Frequently Asked Questions:
Will I feel the attached sensors?
Yes, the sensors are attached, and the examiner will make every effort to ensure that you remain comfortable throughout the exam. You must inform the examiner should you feel any discomfort.
What should I do if I don’t understand something?
Never be worried about asking any question even if it appears absurd or stupid. The examiner has extensive knowledge and experience and can answer you with dignity. It is absolutely vital that you fully understand the process and the questions.
How long with the exam take?
The average exam length is between two to three hours. Everyone’s background is different and the testing refers to those experiences.
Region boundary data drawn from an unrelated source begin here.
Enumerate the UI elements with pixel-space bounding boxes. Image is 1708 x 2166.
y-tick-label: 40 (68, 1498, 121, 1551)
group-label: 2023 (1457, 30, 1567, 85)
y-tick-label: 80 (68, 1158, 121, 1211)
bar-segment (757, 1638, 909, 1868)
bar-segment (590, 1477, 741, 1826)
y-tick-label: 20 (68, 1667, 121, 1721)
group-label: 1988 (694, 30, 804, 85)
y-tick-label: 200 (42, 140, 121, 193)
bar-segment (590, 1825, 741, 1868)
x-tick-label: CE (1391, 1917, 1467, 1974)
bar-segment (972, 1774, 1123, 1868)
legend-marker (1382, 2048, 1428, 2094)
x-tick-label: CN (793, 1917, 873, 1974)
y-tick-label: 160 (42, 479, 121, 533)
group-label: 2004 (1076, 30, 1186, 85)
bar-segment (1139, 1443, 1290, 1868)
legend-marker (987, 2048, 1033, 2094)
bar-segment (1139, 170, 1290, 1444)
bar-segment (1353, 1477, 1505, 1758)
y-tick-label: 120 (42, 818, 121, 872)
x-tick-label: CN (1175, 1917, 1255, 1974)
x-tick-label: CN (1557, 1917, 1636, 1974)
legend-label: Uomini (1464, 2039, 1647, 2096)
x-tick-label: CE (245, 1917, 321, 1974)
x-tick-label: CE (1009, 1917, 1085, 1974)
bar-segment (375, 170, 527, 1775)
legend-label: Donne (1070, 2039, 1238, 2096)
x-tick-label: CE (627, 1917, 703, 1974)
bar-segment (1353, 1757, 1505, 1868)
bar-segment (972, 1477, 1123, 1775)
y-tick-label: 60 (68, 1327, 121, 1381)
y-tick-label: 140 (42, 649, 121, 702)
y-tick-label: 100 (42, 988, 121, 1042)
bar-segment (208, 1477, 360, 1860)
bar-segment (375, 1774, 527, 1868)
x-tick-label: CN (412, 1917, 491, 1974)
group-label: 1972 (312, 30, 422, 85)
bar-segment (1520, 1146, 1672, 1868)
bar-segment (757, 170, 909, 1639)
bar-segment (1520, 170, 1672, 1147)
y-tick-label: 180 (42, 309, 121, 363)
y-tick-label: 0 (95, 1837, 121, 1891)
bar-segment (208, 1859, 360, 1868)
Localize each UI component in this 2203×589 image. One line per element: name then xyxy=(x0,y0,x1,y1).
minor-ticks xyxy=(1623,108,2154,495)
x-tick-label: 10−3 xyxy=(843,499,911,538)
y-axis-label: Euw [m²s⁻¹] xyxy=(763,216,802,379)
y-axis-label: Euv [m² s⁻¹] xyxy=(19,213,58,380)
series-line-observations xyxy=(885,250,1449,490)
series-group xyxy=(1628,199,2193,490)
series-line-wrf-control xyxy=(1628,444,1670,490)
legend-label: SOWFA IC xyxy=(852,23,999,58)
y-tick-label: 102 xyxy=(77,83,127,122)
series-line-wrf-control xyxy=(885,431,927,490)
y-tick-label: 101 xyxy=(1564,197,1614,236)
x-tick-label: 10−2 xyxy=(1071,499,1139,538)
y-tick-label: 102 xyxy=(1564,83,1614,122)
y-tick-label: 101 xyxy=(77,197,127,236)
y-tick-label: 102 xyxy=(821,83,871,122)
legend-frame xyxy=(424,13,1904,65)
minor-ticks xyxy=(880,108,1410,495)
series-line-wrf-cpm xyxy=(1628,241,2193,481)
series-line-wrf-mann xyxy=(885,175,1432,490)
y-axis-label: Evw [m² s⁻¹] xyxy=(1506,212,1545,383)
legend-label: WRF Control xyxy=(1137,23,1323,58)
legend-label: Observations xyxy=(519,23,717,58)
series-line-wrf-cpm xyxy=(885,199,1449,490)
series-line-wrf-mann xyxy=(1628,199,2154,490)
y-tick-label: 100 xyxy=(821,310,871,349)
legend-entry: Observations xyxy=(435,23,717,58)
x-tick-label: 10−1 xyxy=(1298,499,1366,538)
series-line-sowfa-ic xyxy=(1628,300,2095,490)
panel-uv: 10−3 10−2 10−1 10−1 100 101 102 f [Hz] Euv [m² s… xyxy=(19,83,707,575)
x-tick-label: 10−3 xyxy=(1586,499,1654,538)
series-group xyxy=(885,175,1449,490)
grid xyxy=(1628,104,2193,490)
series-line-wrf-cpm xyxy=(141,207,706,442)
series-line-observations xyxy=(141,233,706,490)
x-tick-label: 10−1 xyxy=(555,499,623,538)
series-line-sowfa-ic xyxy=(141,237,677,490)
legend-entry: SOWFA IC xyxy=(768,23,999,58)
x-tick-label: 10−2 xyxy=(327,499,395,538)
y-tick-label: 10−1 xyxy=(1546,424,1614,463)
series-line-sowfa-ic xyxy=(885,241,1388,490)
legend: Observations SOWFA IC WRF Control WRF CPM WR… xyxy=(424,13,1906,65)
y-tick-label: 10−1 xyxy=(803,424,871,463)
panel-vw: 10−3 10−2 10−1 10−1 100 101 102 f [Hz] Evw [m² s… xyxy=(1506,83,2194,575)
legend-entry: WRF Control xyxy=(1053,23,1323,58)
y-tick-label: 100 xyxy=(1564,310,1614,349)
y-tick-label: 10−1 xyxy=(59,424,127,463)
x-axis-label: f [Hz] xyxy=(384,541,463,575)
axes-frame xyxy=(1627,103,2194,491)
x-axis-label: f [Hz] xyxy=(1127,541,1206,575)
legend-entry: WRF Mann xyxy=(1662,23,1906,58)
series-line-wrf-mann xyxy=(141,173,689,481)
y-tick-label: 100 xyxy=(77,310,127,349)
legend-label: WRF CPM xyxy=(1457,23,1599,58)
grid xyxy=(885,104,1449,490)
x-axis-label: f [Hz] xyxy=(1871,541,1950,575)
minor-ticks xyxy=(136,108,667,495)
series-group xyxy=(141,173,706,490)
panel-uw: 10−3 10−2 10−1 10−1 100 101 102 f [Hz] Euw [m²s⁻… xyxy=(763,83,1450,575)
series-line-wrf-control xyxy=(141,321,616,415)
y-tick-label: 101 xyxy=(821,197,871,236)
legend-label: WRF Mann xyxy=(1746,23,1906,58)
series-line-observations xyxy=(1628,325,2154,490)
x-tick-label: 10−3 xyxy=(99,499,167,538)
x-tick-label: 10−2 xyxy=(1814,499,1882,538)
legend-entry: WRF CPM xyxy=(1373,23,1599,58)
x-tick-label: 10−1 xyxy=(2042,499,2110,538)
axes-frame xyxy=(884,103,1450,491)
Put aside plenty of time in your schedule to account for this period.
How accurate are polygraph examinations?
Quoting the American Polygraph Association:
“The executive summary reports that 38 studies satisfied the qualitative and quantitative requirements for inclusion in the meta-analysis. These studies involved 32 different samples, and described the results of 45 different experiments and surveys. They included 295 scorers who provided 11,737 scored results of 3,723 examinations, including 6,109 scores of 2,015 confirmed deceptive examinations, 5,628 scores of 1,708 confirmed truthful exams. Some of the cases were scored by multiple scorers and using multiple scoring methods. The data showed that techniques intended for event-specific (single issue) diagnostic testing produced an aggregated decision accuracy of 89% (confidence interval of 83% – 95%), with an estimated inconclusive rate of 11%. Polygraph techniques in which multiple issues were encompassed by the relevant questions produced an aggregated decision accuracy of 85% (confidence interval 77% – 93%) with an inconclusive rate of 13%. The combination of all validated PDD techniques, excluding outlier results, produced a decision accuracy of 87% (confidence interval 80% – 94%) with an inconclusive rate of 13%. These findings were consistent with those of the National Research Council’s (2003) conclusions regarding polygraph accuracy, and provide additional support for the validity of polygraph testing when conducted in accordance with APA Standards of Practice”.